Shocking, I know. One would expect this would be a basic feature of every graphics API. But it turns out that as things have been changing slowly here and there, everyone basically dropped the ball on this issue. We all forgot about the fine details of what is going on, kept doing basically what we were doing all the time, and the graphics APIs have evolved in all other aspects but this one: There’s no way for the application to know for sure when a frame was actually displayed on the screen. You can know when it finished rendering. But not when it got displayed.
Worry not, it’s not all that grim. Many people in the graphics ecosystem are currently busily working on implementing support for proper frame timing, under various names for different APIs. Vulkan API already has an extension called
VK_GOOGLE_display_timing which was shown useful in a proof of concept implementation, but it is available only for a limited range of hardware and mostly on Android and Linux.
Work is now underway to provide such, and better facilities, hopefully in all the major graphics APIs. When? It’s hard to say, because the problem cuts quite deep into various OS subsystems.
I can promise you, though, that we at Croteam are advocating tirelessly for this problem to be fixed as soon as possible — and everyone in the interactive graphics ecosystem is very understanding and helpful.

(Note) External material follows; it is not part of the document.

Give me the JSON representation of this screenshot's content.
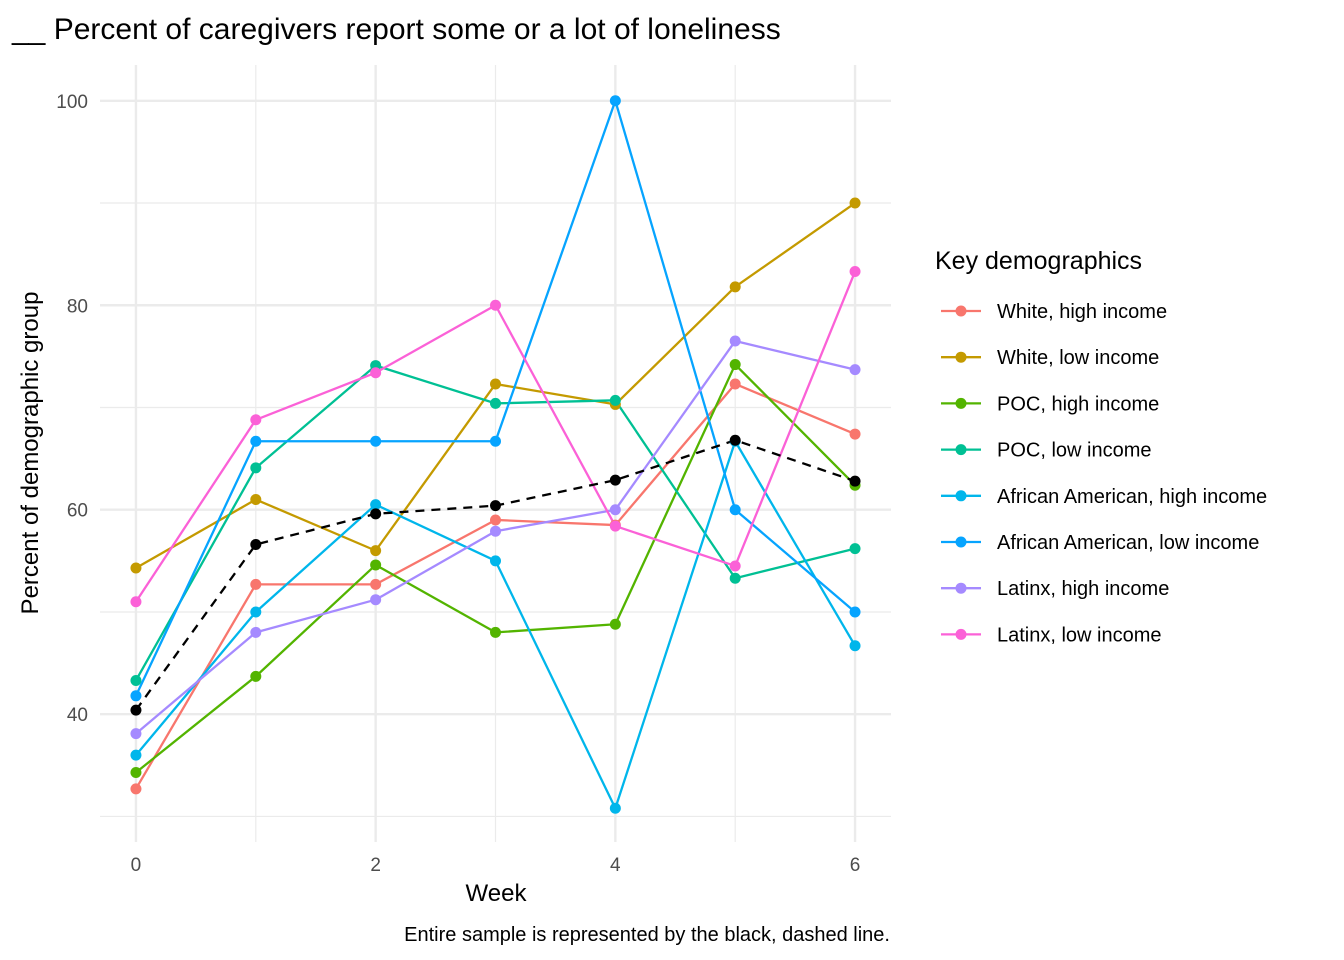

We are looking forward to having this available to a broader public, and when that happens, we will provide an update for The Talos Principle that implements this feature.
Miscellaneous caveats and other details
Consider the above an end of the main text. The sections below are “bonus features”, mostly independent of one another and the main text. I will probably be updating the below as the situation changes, or if more complex questions pop up that require addressing in the near future.

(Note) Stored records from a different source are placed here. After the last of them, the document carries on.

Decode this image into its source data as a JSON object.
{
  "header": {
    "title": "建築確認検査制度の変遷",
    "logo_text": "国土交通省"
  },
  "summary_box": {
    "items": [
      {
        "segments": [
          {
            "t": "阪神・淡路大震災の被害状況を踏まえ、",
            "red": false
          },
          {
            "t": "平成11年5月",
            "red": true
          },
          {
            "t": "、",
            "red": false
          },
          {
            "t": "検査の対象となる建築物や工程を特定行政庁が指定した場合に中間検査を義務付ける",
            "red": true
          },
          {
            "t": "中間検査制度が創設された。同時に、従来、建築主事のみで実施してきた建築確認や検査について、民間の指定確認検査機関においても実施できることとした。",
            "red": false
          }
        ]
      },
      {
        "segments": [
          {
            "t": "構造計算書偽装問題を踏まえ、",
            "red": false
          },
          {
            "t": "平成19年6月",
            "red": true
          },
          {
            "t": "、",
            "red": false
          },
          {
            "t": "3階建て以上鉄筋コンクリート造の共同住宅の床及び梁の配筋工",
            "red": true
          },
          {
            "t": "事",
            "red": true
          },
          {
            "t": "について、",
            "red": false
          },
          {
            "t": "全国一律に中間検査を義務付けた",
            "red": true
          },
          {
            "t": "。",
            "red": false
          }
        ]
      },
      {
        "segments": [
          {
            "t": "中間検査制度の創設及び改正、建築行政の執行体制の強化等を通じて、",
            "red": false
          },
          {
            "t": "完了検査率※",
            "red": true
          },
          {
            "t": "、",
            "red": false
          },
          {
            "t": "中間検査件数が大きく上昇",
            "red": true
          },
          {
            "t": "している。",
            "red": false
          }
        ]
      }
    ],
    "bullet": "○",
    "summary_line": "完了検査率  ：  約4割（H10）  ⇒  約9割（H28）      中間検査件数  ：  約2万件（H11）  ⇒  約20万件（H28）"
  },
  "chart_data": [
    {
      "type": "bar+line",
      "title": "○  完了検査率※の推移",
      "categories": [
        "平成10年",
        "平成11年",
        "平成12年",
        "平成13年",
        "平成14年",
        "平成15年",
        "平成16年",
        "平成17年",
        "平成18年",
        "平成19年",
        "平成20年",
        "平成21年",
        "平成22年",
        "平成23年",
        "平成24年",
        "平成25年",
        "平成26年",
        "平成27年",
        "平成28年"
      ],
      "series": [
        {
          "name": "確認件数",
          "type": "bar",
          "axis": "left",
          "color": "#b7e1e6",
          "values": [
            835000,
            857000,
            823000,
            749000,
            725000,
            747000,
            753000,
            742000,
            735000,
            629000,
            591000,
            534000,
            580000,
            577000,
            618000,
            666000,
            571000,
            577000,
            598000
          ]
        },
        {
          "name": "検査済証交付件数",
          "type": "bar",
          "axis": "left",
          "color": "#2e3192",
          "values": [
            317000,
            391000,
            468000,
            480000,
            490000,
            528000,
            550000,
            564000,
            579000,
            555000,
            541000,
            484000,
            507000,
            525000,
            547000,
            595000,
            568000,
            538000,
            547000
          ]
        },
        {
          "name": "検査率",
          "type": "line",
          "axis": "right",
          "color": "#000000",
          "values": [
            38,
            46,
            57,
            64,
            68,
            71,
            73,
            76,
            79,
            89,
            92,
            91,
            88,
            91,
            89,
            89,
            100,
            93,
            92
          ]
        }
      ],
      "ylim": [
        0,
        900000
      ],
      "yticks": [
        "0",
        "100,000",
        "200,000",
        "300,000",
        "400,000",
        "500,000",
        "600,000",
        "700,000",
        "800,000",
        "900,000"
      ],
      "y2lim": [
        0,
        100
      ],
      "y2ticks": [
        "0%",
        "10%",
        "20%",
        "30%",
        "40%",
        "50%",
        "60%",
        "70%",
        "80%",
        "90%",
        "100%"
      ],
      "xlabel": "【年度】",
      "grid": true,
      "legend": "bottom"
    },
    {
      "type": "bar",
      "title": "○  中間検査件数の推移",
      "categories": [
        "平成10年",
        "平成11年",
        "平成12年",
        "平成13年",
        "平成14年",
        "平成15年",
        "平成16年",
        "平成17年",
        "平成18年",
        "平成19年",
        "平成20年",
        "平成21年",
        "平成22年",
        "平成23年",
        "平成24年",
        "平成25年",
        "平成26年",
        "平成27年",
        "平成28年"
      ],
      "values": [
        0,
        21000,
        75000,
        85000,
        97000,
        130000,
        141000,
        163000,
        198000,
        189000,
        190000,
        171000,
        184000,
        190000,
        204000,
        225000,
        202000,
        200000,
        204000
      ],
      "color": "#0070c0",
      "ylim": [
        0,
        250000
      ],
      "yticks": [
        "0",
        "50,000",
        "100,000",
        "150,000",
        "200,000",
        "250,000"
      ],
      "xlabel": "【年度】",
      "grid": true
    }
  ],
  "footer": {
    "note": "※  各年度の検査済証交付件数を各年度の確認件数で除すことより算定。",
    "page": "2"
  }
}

One thing involved in all this behind the scenes is the concept called Compositing Window Manager, aka the compositor. It’s the system now present in every OS that makes it possible for windows to be transparent, have blurry backgrounds, shadows, Skype popups over them, etc. Compositors can even go really overboard and show your windows in 3D. To do that, a compositor takes over the control of the very last part of frame image presentation and decides what to do with it immediately before it ends up on the monitor. This kinda complicates things a bit more.
On some OSes, the compositor can be turned off in full-screen mode. But that’s not always possible, and even then —why wouldn’t we be able to run the game in the windowed mode?
Power and thermal management vs rendering complexity
We also have to take into account the fact that modern CPUs and GPUs don’t run at fixed clocks, but both have systems that throttle their speed up and down depending on the load, and on current temperature. So the game cannot just assume that the GPU and CPU will have same speed from frame to frame. On the other hand, the OS and drivers cannot expect that the game will have the same amount of work in each frame. Complex systems for communication between the two sides have to be designed so that this is all taken into account.
Couldn’t we just…
Probably not. :) Usually, measuring GPU time is suggested as an alternative to display timing. But that doesn’t take into account presence of the compositor and the fact that none of the GPU rendering timers actually synchronize directly with the display refresh. What we need for perfect animation is definitely time when image was shown, not time when it finished rendering.